DIM’s investment decisions are governed by a structured approval framework. Investment proposals are subject to a multi-level approval process—ranging from DIM’s internal Investment Committee to the Board of Directors and Board of Commissioners, and potentially up to BPI Danantara as the sole shareholder—depending on the size and materiality of the transaction, reinforcing the depth of oversight over DIM’s investment activities.
Financial integration within the Danantara structure supports DIM’s liquidity and underscores the support framework. Under the group’s cash flow structure, SOE dividends are collected at BPI Danantara and subsequently allocated, with a portion injected into DIM as equity for investment deployment. DIM received an initial equity injection of Rp 70 trillion in 2025, with an additional Rp 50 trillion expected in 2026. Furthermore, with the approval of the supervisory board, BPI Danantara is authorised to act as a guarantor for DIM, strengthening the financial linkages within the structure.
Outlook
The negative outlook on DIM’s rating is in line with the negative outlook on the Government of Indonesia’s sovereign rating, reflecting the strong credit linkage between the two.
Liquidity
Moody’s noted that DIM’s liquidity is very good. Liquidity at the holding level is supported by equity injections received from BPI Danantara. The company has also established external funding channels, including Rp 68.4 trillion obtained through the issuance of Patriot Bonds and a US$10 billion revolving credit facility, of which US$1 billion has been committed. The revolving credit facility has been partially drawn to fund placements in private funds and related real estate investments. The company expects further drawdowns as it continues its capital placements.
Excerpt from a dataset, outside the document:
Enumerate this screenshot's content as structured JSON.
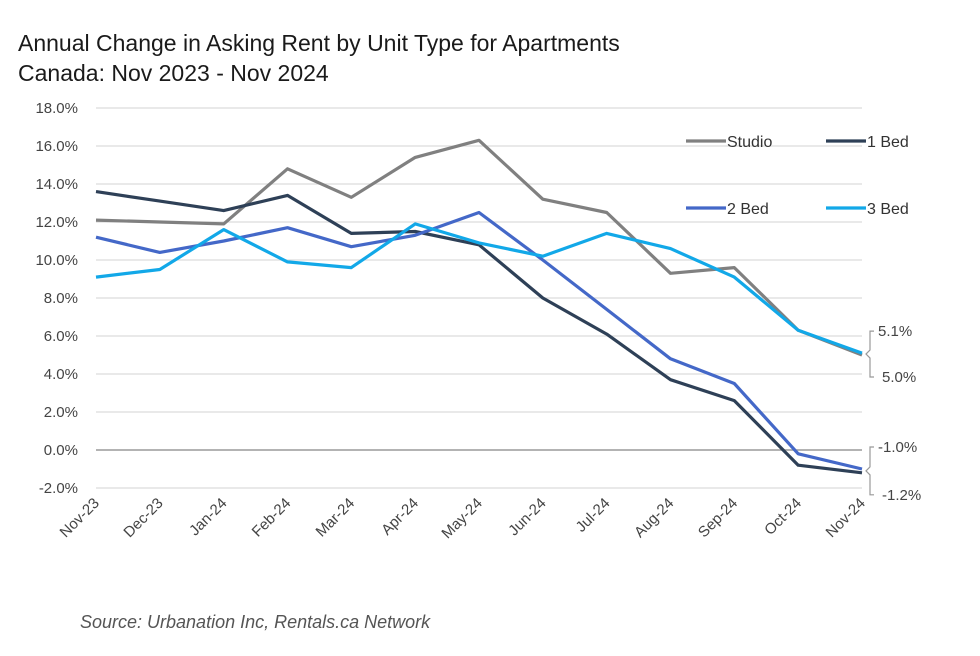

DIM has no obligation to pay dividends and has no debt maturities over the next two to three years.
Factors for Rating Upgrades and Downgrades
A rating upgrade for DIM is unlikely given the negative outlook on the Government of Indonesia’s bond rating. In the long term, the rating is likely to move in tandem with Indonesia’s sovereign debt rating. Therefore, an upgrade in Indonesia’s sovereign rating could lead to an upgrade for DIM, provided the government linkage remains unchanged.
DIM’s rating could be downgraded if the Government of Indonesia’s sovereign rating is downgraded. The rating could also be pressured if there is a weakening of the relationship with the government, including changes to the mandate, ownership, or role within the Danantara structure.